In regions where strong seismic activities are expected, it is uneconomical to conventionally design bridges that perform elastically under large earthquakes. For this reason, bridges are allowed to have their piers designed to form plastic hinges at their ends, providing energy dissipation while preventing collapse at the cost of damage. For the same bridge and seismic loading, recent research has shown that by allowing the foundation to uplift, the bridge can be designed to behave completely elastic. However, this may result in large non-linear deformations which could lead to deck unseating, bearing failure and abutment damage. This study investigates the effects of controlling the rocking behaviour of the foundation by connecting the pile caps to the piles using post-tensioned strands. This will limit the lateral deflections of the bridge deck and improve the seismic performance of the bridge. The results are compared to two identical bridges with different foundations, namely (i) foundations that
rock on unconnected piles (rocking pile foundations) and (ii) fixed bridge foundations that are conventionally designed to allow the development of plastic hinges at the pier base as per the European code.
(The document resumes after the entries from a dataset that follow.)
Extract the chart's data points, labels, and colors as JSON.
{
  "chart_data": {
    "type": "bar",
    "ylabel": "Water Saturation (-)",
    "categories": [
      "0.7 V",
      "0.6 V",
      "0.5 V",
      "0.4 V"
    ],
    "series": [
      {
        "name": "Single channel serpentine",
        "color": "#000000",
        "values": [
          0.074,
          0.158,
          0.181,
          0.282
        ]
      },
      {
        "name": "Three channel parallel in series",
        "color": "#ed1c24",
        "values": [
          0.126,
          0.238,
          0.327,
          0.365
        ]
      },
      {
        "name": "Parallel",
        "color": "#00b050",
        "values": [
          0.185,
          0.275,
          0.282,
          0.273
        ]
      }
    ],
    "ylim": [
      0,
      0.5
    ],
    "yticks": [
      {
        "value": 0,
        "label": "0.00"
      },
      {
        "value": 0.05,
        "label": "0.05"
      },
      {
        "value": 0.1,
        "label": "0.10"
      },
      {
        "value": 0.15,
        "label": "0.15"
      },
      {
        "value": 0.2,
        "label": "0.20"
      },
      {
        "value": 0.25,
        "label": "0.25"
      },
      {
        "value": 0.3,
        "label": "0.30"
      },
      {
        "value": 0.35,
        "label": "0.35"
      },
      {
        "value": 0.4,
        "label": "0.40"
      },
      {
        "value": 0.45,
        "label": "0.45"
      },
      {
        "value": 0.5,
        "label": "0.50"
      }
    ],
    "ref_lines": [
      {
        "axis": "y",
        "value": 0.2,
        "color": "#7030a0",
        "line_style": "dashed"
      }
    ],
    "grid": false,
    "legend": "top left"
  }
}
The bridges are numerically modelled using three-dimensional finite element software to capture the geometric and material non-linear behaviour of the bridge, and the soil-structure interaction between the soil medium and the foundation. Dynamic non-linear time history analysis will be performed for the different foundation systems to compare the seismic displacement of the bridge decks, pier drifts, bearing displacements, pier forces and other nonlinear behaviour experience by the structure. Four strong motion earthquakes with both their horizontal components are selected and scaled to two different hazard levels of shaking with return periods of 475 and 2475 years.